31.01.2018, 10:30 Uhr

Studie zum Thema Vorsorgebewusstsein

Beratung ist wichtig: Rudolf Köberl, Gabriele Semmelrock-Werzer, Manfred Bartalszky, Paul Eiselsberg, Herbert Printschitz (Foto: fritzpress)

Repräsentative IMAS-Studie zum Vorsorgeverhalten und Vorsorgebewusstsein der Kärntner.

KÄRNTEN. Kärntner, die an eine langfristige Zukunft denken geben einen pessimistische Einschätzung ab und blicken der Zukunft mit Skepsis entgegen. "Wenn die Gesellschaft besorgt in die Zukunft schaut ist es nie ein guten Zeichen.
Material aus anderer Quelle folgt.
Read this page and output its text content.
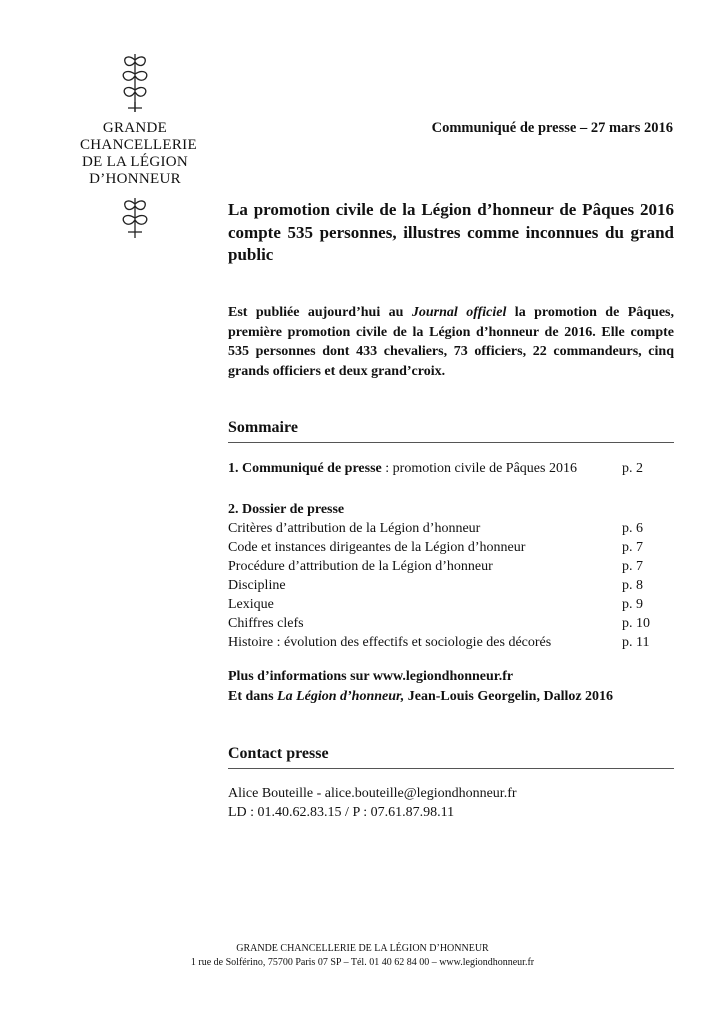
GRANDE
CHANCELLERIE
DE LA LÉGION
D’HONNEUR
Communiqué de presse – 27 mars 2016
La promotion civile de la Légion d’honneur de Pâques 2016 compte 535 personnes, illustres comme inconnues du grand public
Est publiée aujourd’hui au Journal officiel la promotion de Pâques, première promotion civile de la Légion d’honneur de 2016. Elle compte 535 personnes dont 433 chevaliers, 73 officiers, 22 commandeurs, cinq grands officiers et deux grand’croix.
Sommaire
1. Communiqué de presse : promotion civile de Pâques 2016	p. 2
2. Dossier de presse
Critères d’attribution de la Légion d’honneur	p. 6
Code et instances dirigeantes de la Légion d’honneur	p. 7
Procédure d’attribution de la Légion d’honneur	p. 7
Discipline	p. 8
Lexique	p. 9
Chiffres clefs	p. 10
Histoire : évolution des effectifs et sociologie des décorés	p. 11
Plus d’informations sur www.legiondhonneur.fr
Et dans La Légion d’honneur, Jean-Louis Georgelin, Dalloz 2016
Contact presse
Alice Bouteille - alice.bouteille@legiondhonneur.fr
LD : 01.40.62.83.15 / P : 07.61.87.98.11
GRANDE CHANCELLERIE DE LA LÉGION D’HONNEUR
1 rue de Solférino, 75700 Paris 07 SP – Tél. 01 40 62 84 00 – www.legiondhonneur.fr
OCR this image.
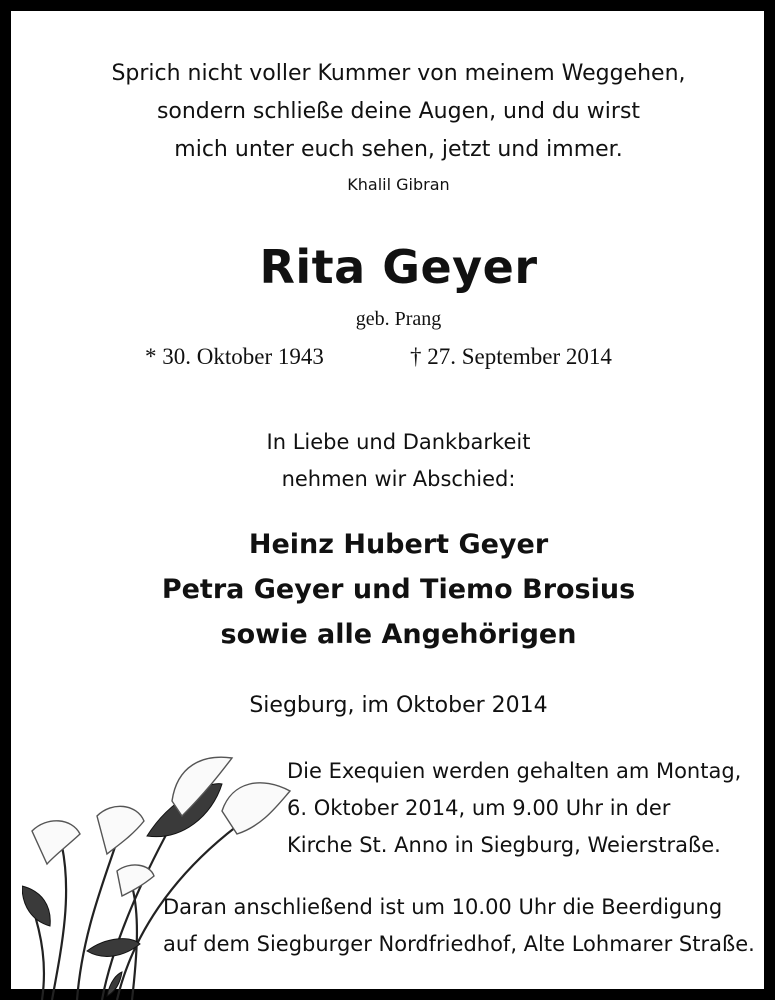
Sprich nicht voller Kummer von meinem Weggehen,
sondern schließe deine Augen, und du wirst
mich unter euch sehen, jetzt und immer.
Khalil Gibran
Rita Geyer
geb. Prang
* 30. Oktober 1943	† 27. September 2014
In Liebe und Dankbarkeit
nehmen wir Abschied:
Heinz Hubert Geyer
Petra Geyer und Tiemo Brosius
sowie alle Angehörigen
Siegburg, im Oktober 2014
Die Exequien werden gehalten am Montag,
6. Oktober 2014, um 9.00 Uhr in der
Kirche St. Anno in Siegburg, Weierstraße.
Daran anschließend ist um 10.00 Uhr die Beerdigung
auf dem Siegburger Nordfriedhof, Alte Lohmarer Straße.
Selber etwas dagegen zu tun ist die Devise", sagt Sparkasse-Vorstandsdirektorin Gabriele Semmelrock-Werzer.
Im August und September wurden Personen unterschiedlichen Alter und Geschlecht zur Vorsorge befragt. "Ziel der IMAS-Studie ist es das Bewusstsein und das Verhalten der Österreicher im Hinblick auf die Vorsorge zu erheben", erklärt der Studienautor Paul Eiselberg.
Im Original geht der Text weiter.